Janet felt a glow at the assurance, somewhat convoluted though it was. “I wasn’t really doubting you,” she said.

“Then why did you question me!” persisted the man. “What else could I be than what I am!”

Janet wished the insistence were not quite so fervent She said: “We’re arguing: we’re arguing about nothing.”

Baxeter appeared to deflate, the balloon going down. Much more quietly he said: “Do you think Hart will stay with his promise to keep you in touch?”

“Definitely, at this stage,” Janet said at once. “They want an address, don’t they?” She allowed the time for him to speak and when he didn’t she demanded: “So what are the chances of getting that address?”

There was an uncertain shoulder movement. “Maybe there isn’t any possibility.”

Janet realized, abruptly, that so completely had she begun to rely upon Baxeter that she’d never doubted he would come up with a location: the idea that he might not be able to shocked her in further disorientation. “But you said…?”

“Just a promise,” stopped Baxeter.

“Would it mean your going back to Beirut?”

“Yes.”

“Oh shit!”

“How else could I get it?”

“I don’t know… I hadn’t thought.” Everything was becoming frayed again: fragmented.

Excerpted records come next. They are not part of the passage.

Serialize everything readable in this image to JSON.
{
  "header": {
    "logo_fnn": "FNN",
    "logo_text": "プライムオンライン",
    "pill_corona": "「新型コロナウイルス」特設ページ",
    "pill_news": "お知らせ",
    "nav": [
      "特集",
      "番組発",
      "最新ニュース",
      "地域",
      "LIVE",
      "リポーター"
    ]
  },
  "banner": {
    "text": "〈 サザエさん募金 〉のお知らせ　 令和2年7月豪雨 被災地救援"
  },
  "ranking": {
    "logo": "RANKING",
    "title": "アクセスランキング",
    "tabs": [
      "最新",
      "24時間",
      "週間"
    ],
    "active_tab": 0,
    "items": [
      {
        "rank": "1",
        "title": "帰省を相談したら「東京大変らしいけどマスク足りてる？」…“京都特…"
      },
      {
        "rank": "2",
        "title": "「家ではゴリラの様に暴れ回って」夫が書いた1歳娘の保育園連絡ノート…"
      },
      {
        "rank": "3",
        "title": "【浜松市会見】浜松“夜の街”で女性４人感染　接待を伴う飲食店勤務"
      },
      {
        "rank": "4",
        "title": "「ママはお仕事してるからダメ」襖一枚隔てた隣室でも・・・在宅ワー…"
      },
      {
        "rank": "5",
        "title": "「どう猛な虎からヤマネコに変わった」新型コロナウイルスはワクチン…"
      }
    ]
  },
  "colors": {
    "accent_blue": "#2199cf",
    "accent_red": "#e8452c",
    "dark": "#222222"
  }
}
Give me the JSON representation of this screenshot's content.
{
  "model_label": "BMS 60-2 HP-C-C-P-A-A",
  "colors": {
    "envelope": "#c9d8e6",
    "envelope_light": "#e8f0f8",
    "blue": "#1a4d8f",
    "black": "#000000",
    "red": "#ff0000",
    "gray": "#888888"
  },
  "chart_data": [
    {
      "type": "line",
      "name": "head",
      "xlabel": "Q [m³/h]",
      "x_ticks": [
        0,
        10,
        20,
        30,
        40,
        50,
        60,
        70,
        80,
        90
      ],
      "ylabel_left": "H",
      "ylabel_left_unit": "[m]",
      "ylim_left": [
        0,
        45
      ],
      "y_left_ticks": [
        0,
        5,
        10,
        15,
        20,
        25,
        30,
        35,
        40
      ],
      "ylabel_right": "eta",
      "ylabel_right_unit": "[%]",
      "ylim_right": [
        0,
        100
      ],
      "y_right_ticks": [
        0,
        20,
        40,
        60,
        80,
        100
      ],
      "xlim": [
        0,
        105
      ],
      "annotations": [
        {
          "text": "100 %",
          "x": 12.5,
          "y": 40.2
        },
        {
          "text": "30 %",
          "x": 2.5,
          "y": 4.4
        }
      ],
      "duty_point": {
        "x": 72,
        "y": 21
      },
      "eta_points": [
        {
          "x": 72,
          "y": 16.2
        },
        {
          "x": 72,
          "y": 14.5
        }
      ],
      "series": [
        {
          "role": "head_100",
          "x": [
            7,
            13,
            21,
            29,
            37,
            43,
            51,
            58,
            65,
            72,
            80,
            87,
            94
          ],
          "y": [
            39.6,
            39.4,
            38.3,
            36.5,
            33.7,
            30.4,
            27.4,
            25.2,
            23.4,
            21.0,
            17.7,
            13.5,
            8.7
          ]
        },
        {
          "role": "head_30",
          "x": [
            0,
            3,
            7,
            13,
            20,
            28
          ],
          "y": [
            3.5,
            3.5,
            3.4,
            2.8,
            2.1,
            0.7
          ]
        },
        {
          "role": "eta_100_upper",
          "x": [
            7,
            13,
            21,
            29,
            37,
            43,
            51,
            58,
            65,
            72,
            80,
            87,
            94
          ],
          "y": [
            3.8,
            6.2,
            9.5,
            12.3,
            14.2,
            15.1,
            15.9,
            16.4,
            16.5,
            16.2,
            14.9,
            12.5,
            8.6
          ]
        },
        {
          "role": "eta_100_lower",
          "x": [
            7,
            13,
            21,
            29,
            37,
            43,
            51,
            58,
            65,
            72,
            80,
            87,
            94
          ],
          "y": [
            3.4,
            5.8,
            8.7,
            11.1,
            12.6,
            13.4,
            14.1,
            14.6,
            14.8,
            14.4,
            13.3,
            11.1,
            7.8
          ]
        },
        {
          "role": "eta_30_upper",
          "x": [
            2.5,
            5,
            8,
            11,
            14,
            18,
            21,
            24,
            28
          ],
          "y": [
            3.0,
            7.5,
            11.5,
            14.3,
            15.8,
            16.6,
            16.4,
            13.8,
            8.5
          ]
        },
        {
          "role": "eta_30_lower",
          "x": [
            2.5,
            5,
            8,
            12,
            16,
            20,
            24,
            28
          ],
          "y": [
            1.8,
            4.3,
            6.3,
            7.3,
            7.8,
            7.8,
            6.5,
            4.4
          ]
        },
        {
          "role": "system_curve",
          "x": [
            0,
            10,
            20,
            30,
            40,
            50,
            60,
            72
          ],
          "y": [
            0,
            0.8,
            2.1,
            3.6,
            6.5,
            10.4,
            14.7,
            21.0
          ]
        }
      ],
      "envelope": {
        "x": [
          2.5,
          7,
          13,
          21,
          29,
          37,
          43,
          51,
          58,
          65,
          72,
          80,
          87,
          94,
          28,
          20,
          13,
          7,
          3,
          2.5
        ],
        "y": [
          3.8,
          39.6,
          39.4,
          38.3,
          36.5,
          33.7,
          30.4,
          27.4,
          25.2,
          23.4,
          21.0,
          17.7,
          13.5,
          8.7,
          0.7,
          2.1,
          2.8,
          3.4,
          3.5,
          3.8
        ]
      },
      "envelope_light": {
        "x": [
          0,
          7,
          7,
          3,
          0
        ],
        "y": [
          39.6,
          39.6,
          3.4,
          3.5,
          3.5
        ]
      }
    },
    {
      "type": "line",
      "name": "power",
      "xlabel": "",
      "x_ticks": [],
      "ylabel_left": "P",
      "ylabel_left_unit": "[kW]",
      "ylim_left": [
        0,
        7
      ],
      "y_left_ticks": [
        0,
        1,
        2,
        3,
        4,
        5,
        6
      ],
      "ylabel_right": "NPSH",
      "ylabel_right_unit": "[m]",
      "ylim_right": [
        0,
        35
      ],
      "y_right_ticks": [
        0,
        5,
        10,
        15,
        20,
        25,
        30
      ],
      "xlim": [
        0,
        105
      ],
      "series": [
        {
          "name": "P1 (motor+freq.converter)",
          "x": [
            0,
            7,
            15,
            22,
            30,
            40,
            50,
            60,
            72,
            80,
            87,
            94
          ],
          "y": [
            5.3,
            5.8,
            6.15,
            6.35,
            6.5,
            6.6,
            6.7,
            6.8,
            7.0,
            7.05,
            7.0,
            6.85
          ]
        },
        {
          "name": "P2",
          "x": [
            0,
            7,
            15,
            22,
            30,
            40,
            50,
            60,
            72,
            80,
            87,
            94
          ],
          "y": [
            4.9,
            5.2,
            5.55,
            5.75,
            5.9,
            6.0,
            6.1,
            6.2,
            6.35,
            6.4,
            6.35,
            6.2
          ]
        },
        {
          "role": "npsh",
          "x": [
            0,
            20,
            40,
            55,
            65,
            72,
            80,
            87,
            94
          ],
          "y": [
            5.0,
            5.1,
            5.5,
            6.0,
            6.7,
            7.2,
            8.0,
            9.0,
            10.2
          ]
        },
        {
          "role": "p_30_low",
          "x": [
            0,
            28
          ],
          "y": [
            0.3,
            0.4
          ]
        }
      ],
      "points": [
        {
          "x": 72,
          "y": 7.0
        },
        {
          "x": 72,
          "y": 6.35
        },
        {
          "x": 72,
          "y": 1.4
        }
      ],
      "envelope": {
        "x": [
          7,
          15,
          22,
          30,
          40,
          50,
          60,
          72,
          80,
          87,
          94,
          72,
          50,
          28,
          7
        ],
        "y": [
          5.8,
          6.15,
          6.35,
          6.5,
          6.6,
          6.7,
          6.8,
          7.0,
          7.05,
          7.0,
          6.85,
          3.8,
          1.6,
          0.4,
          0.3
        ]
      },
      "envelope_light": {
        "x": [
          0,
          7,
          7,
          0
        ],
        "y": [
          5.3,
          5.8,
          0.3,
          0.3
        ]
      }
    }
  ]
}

It was like a smoke cloud, a mass with an apparent shape and form that was impossible to reach out and touch. Pushing herself on, Janet said: “So how do you know when to go back?”

“You want me to go back?”

“Yes. No.”

“That doesn’t make sense.”

“It makes every sense.”

“He said-the Shia-that he knew the man who took the picture: that from him he could learn the location of the house,” said Baxeter. “All he had to do was to find him and ask.”

“That sounds simple: a conversation of minutes.”

“Yes,” agreed the man. “That’s how it sounds: I don’t think it’s quite as easy as that.”

“ Will you go back?”

There was a long silence between them. “Yes,” he said. “I’ll go back.” There was another, shorter silence. Then Baxeter said: “Does that mean I’ve lost out?”

“It’s too soon for a question like that!”

“Why?”

“Because it is,” replied Janet, in childlike repartee.